A.O Barnebooth, nous dit Valéry Larbaud, est un riche rentier, un jeune homme au caractère volontiers irrévérencieux, cynique. Érudit polyglotte, il est aussi un grand voyageur. Ses poèmes retracent les nombreux voyages qu'il a faits, ils sont les souvenirs, les rêveries et les aspirations de son auteur. Sous sa plume, il décrit une réalité d'apparat, sa vie fastueuse mais qui ne va pas sans un certain désenchantement, une idéalisation qui compose avec la gravité, une intimité qui touche à l'universel, au doute métaphysique. Les poèmes sont surtout la marque d'un rejet des classes dominantes de l'époque dont son auteur (Valéry Larbaud également) est issu, une vive condamnation de cette hérédité d'esprit et de moeurs, de cette élite refermée sur elle-même.
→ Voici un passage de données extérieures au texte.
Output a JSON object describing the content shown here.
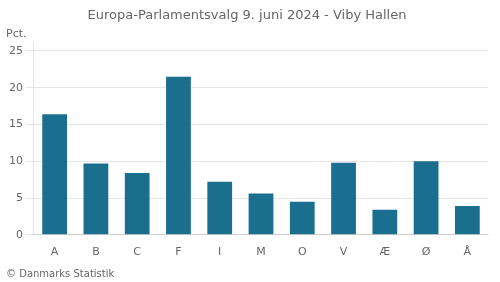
{
  "chart_data": {
    "type": "bar",
    "title": "Europa-Parlamentsvalg 9. juni 2024 - Viby Hallen",
    "ylabel": "Pct.",
    "footer": "© Danmarks Statistik",
    "categories": [
      "A",
      "B",
      "C",
      "F",
      "I",
      "M",
      "O",
      "V",
      "Æ",
      "Ø",
      "Å"
    ],
    "values": [
      16.4,
      9.7,
      8.4,
      21.5,
      7.2,
      5.6,
      4.5,
      9.8,
      3.4,
      10.0,
      3.9
    ],
    "color": "#1a6e8e",
    "ylim": [
      0,
      26
    ],
    "yticks": [
      0,
      5,
      10,
      15,
      20,
      25
    ],
    "grid": true
  }
}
Tout au long des pages, des images se succèdent qui mêlent présent et souvenirs, réalité prosaïque et grandeur historique. Les textes sont pleins d'exaltation, de lyrisme mais aussi d'ironie, de cynisme. Outre la très belle écriture, c'est sans doute ce refus chez le poète des rêves trompeurs que procurent l'argent, des convenances d'une élite refermée sur elle-même, ce voyage fait jusqu'au bout de soi, de sa condition d'homme, qui rend ce recueil des Poèmes de A.O Barnebooth si singulier et si attachant.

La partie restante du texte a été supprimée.